Vous êtes fous ! s’exclame notre voisin chinois à Penang. Comment allez-vous voyager à vélo avec un bébé de 5 mois ?
Nous n’en savons rien. Et déjà nous sentons les incertitudes nous nouer l’estomac. La seule chose que nous savons c’est que nous voulons essayer. Cette vie de nomades nous nourrit et nous imaginons qu’une enfance au cœur des cultures et bercée par la symphonie de la nature peut être fantastique.
Reprendre la route à trois, c’est à nouveau s’élancer dans l’inconnu pour découvrir les joyaux le long du chemin. Nayla a cinq mois: il nous faut pourtant plus que du courage, d’abord nous détacher du petit cocon que nous avons créé pour accueillir notre enfant. Puis faire confiance en la vie et s’abandonner au chemin. Les deux premières semaines sont teintées des peurs de tous les problèmes qui peuvent survenir, des inquiétudes lorsque Nayla pleure, des remises en question, des doutes pour le futur. Puis la joie de la découverte prend le dessus.
Nayla a 40°C de fiève
Qu’est-ce que nous avons fait ? Nayla a une fièvre élevée. Il est 2h du matin, nous sommes sous tente au milieu de l’est de la Thaïlande. Est-ce la dengue ? la malaria ?
Cette nuit-là, nous ne dormons pas. Nous sommes trop angoissés. Le lendemain matin, la fièvre tombe à 38° C. Soulagés, nous pédalons jusqu’au premier temple bouddhiste et c’est là que nous découvrons sa première dent. La réalité est que notre fille possède un fort système immunitaire et à part quelques épisodes de fièvre, elle a toujours été en pleine forme. Exclusivement nourrie au lait maternel jusqu’à ses six mois, je l’allaite le long du chemin. Ce n’est pas toujours facile de trouver des lieux hors de la foule, pourtant il est nécessaire de créer un espace d’intimité permettant d’honorer ce précieux moment. Lorsque Nayla commence à manger des ingrédients solides, nous préparons des purées de légumes grâce à une petite marmite à vapeur.

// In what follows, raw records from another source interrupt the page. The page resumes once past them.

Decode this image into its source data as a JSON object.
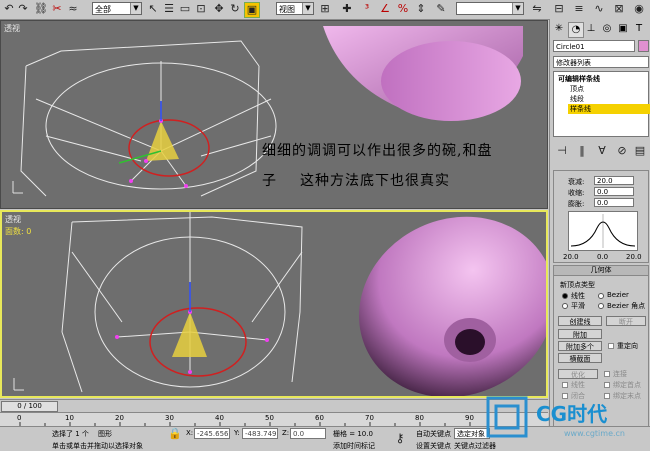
{
  "toolbar": {
    "selection_filter": "全部",
    "ref_coord": "视图",
    "named_selection": ""
  },
  "viewports": {
    "top": {
      "label": "透视"
    },
    "bottom": {
      "label": "透视",
      "sub": "面数: 0"
    }
  },
  "captions": {
    "line1": "细细的调调可以作出很多的碗,和盘",
    "line2_a": "子",
    "line2_b": "这种方法底下也很真实"
  },
  "timeline": {
    "frame": "0 / 100",
    "ticks": [
      "0",
      "10",
      "20",
      "30",
      "40",
      "50",
      "60",
      "70",
      "80",
      "90"
    ]
  },
  "status": {
    "selected": "选择了 1 个",
    "type": "图形",
    "prompt": "单击或单击并拖动以选择对象",
    "x_label": "X:",
    "x_value": "-245.656",
    "y_label": "Y:",
    "y_value": "-483.749",
    "z_label": "Z:",
    "z_value": "0.0",
    "grid": "栅格 = 10.0",
    "add_time_tag": "添加时间标记",
    "auto_key": "自动关键点",
    "set_key": "设置关键点",
    "key_filter": "关键点过滤器",
    "selected_obj": "选定对象"
  },
  "panel": {
    "object_name": "Circle01",
    "modifier_list": "修改器列表",
    "stack": [
      "可编辑样条线",
      "顶点",
      "线段",
      "样条线"
    ],
    "stack_selected_index": 3,
    "soft_selection": {
      "falloff_label": "衰减:",
      "falloff_value": "20.0",
      "pinch_label": "收缩:",
      "pinch_value": "0.0",
      "bubble_label": "膨胀:",
      "bubble_value": "0.0",
      "curve_left": "20.0",
      "curve_mid": "0.0",
      "curve_right": "20.0"
    },
    "geometry": {
      "title": "几何体",
      "new_vertex_type": "新顶点类型",
      "linear": "线性",
      "bezier": "Bezier",
      "smooth": "平滑",
      "bezier_corner": "Bezier 角点",
      "create_line": "创建线",
      "break": "断开",
      "attach": "附加",
      "attach_multiple": "附加多个",
      "reorient": "重定向",
      "cross_section": "横截面",
      "refine": "优化",
      "connect": "连接",
      "linear2": "线性",
      "bind_first": "绑定首点",
      "closed": "闭合",
      "bind_last": "绑定末点"
    }
  },
  "watermark": {
    "name": "CG时代",
    "url": "www.cgtime.cn"
  }
}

Avec un bébé, nous avons dû apprendre à voyager à un autre rythme, trouver un équilibre entre ses siestes, l’allaitement, son besoin de bouger, et à la fois les nécessités que la route impose, les changements météorologiques et l’exigence de trouver un endroit pour dormir. Pas à pas, nous avons trouvé un nouvel équilibre. Pas à pas, la vie nous a emmenés à camper au bord du chemin, en complète autonomie.
Pour nous le plus important est de suivre le rythme de Nayla. Nous roulons environ 60 km par jour, entrecoupés de pauses. La plupart du temps, Nayla dort; parfois elle regarde un livre, couchée dans le hamac de sa remorque. Toutes les une à deux heures, nous nous arrêtons pour deux heures, durant lesquelles elle peut coordonner ses gestes, apprendre de nouveaux mouvements et découvrir le monde. Il nous faut alors trouver l’énergie pour être pleinement avec elle. Parfois, c’est épuisant. Mais souvent, nous sommes émerveillés de pouvoir découvrir le monde à trois et être présents à chaque étape de son développement. Nous nous rendons aussi compte que la communication que nous avons développée en couple nous aide quotidiennement à poursuivre notre route.